Improvisation Masterclass with the Sara Serpa Trio: “Close Up”

Abstract

The main purpose of the masterclass conducted the Sara Serpa Trio at Escola Superior de Música de Lisboa in October 17th, 2019, was to discuss the creative process behind the performance of voice, cello and saxophone trio. The masterclass focused on playing a selection of original compositions with emphasis on developing musical interaction. Sara Serpa (voice), Ingrid Laubrock (saxophone) and Erik Friedlander (cello) also discussed the sources of inspiration that frame the trio compositional and improvisational processes.

 Close Up can be explained, interpreted, and heard through multiple angles of its creative process and performance.

The configuration of voice, saxophone and cello exposes each instrument in a vulnerability that sometimes verges on discomfort, much like a Close Up photograph that is saturated with detail. As a trio,we are faced with the challenges of finding a way to work together while playing within this hyper-detailed setting and this uneasy close range. From within this exposure, we look for cohesion, and collective sound. I wrote the material, but the music took shape in the process of our rehearsals and the time we spent together, discussing and trying. The recording process, too, continued the concept of exposure. All of us were present in the same room as we recorded, taking away the possibility of correcting mistakes — no chance of going back.

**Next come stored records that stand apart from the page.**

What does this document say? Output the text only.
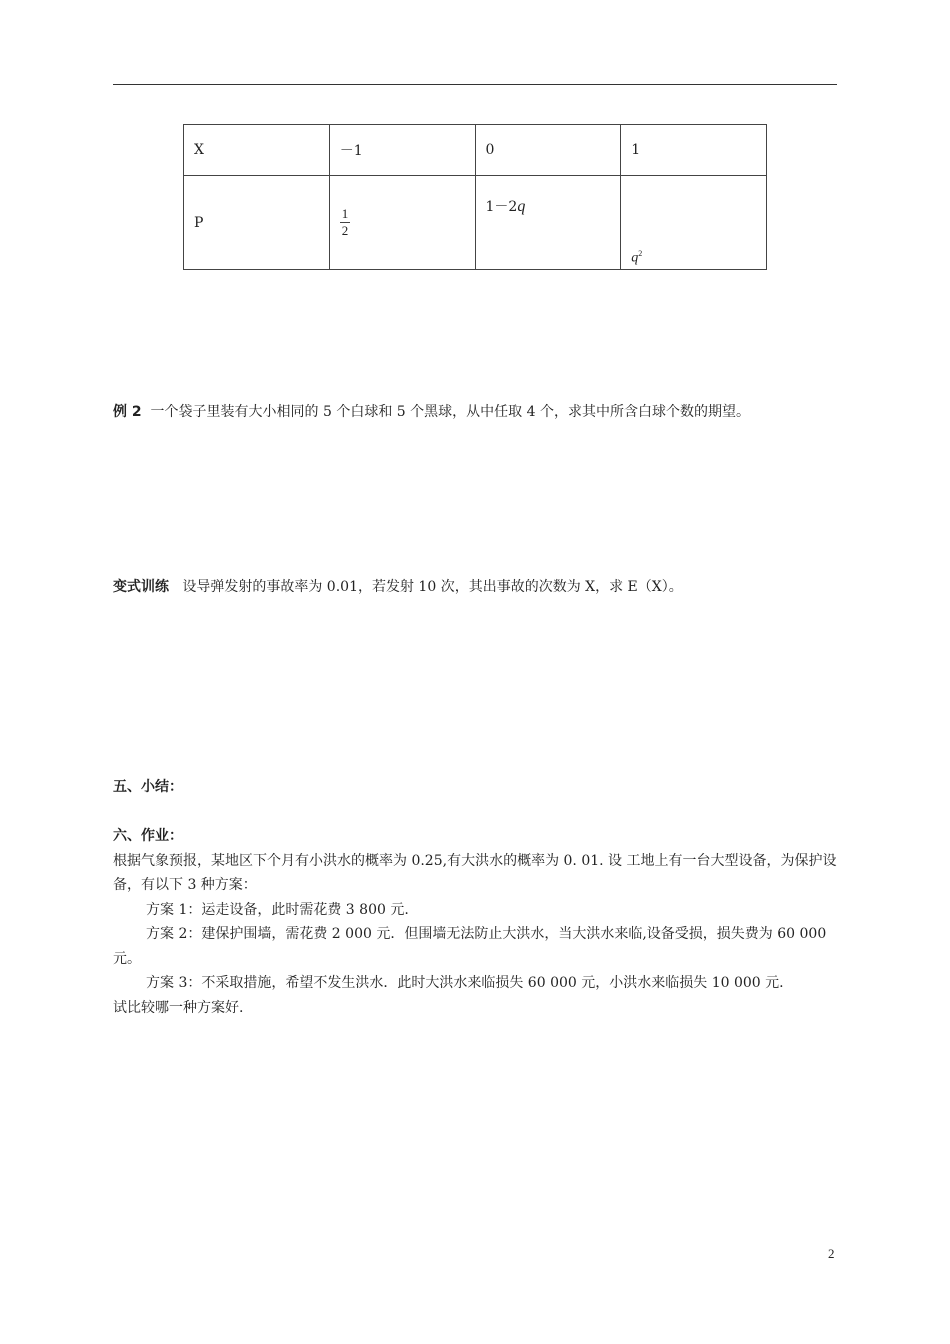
X	－1	0	1
P	$\frac{1}{2}$	1－2q	$q^2$
例 2 一个袋子里装有大小相同的 5 个白球和 5 个黑球，从中任取 4 个，求其中所含白球个数的期望。
变式训练 设导弹发射的事故率为 0.01，若发射 10 次，其出事故的次数为 X，求 E（X）。
五、小结：

六、作业：

根据气象预报，某地区下个月有小洪水的概率为 0.25,有大洪水的概率为 0. 01. 设 工地上有一台大型设备，为保护设备，有以下 3 种方案：

方案 1：运走设备，此时需花费 3 800 元.

方案 2：建保护围墙，需花费 2 000 元．但围墙无法防止大洪水，当大洪水来临,设备受损，损失费为 60 000 元。

方案 3：不采取措施，希望不发生洪水．此时大洪水来临损失 60 000 元，小洪水来临损失 10 000 元.

试比较哪一种方案好.

2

The compositions themselves also reveal Close Ups of different episodes in my life. Each episode as it took place by itself felt simultaneously important and isolated. Put together the episodes create a whole — life itself, with its moments of joy and sadness. The compositions assume the different languages from throughout my life. In English, my adopted second language, there are texts by two women whose writing I greatly admire: Virginia Woolf and philosopher and feminist Luce Irigaray. Portuguese, my mother tongue, appears in “Pássaros”, a poem by the late Ruy Bello, gone too soon. Departure from and avoidance of language is part of my work. When I come to sing or compose, in the moment I lack words, I sing sounds. Sounds that alone find their meaning. The wordless voice becomes another Close Up of a moment, emotion or expression. There are different challenges imposed on the voice in this music — to create a background, to hold down a bass line, to sing long tones that become textures, to traverse complex lines, to find its place without a harmonic instrument, to be independent, to feature as a solo, to act in ensemble. These are all challenging situations, from which I am continually learning: to find the place for my human voice.

Finally, at the time I was writing and working on this music, the film Close Up by Iranian director Abbas Kiarostami appeared in my life. The film was transformative for me, and has stayed alive in my mind as very few films are able to do. It is inspired by real life events and performed by the participants themselves—the people involved in the events become the subjects of the film. Subjects become objects,the viewers become the actors, and the actor(s) become(s) the director(s), as they reenact and reconstruct present and past events. Cinephile Sabzian fraudulently impersonates a well-known Iranian filmmaker to get access to a family’s house and daily private life. With the pretense that the family members and their house are ideal for his new film, he spends weeks in the house until his fraud is eventually discovered and he is taken to court. Sabzian is the anti-hero, in the sense that he lies and deceives. And yet it is impossible to see him as a bad person. The way he naively speaks and behaves shows his humanity and suffering. In the film, while Sabzian is in the courtroom, in a real-life trial, Kiarostami interviews him, showing a Close Up pan of his face:

 

Sabzian: “....Then a good man comes up and portrays all my sufferings in his films and I can watch them again and again. They show the evil faces of those who play with the lives of others, the rich who pay no attention to

the most basic needs of the poor. For that reason I felt compelled to read this script. I read it and it brought calm to my heart. It says the things I wish to express.”

Kiarostami: “...Now that you have interpreted this role, are you a better actor or director?”

Sabzian: “I don’t want to brag, but I am more interested in acting. I feel that I can express all the bad experiences I have had, all the deprivations I have had inside me. I believe I can make others feel my feelings through acting.”

Kiarostami: “Aren’t you acting right now? What are you doing in this present moment?”

Sabzian: “I am talking about my suffering. I am not acting. I speak from my heart. It is not acting. For me, art is the experience of what you feel inside. If someone can nurture that experience...it is like what Tolstoy says, art is the experience felt by the artist and made public to his audience. Given all the positive feelings I have experienced, just as deprivation and suffering, and my interest in acting, I believe I could be a great actor and communicate that inner reality.”

Kiarostami: “Why did you pretend to be a director and not an actor?”

Sabzian: “To interpret a director’s role is in itself acting. For me, that is acting.”

Kiarostami: “What role would you like to interpret?”

Sabzian: “Myself.”

Kiarostami: “Haven’t you done that already?”

Sabzian: (Silence)

 

In Close Up we, together, become actors and directors, performers and listeners, the others and ourselves. You too are part of this process.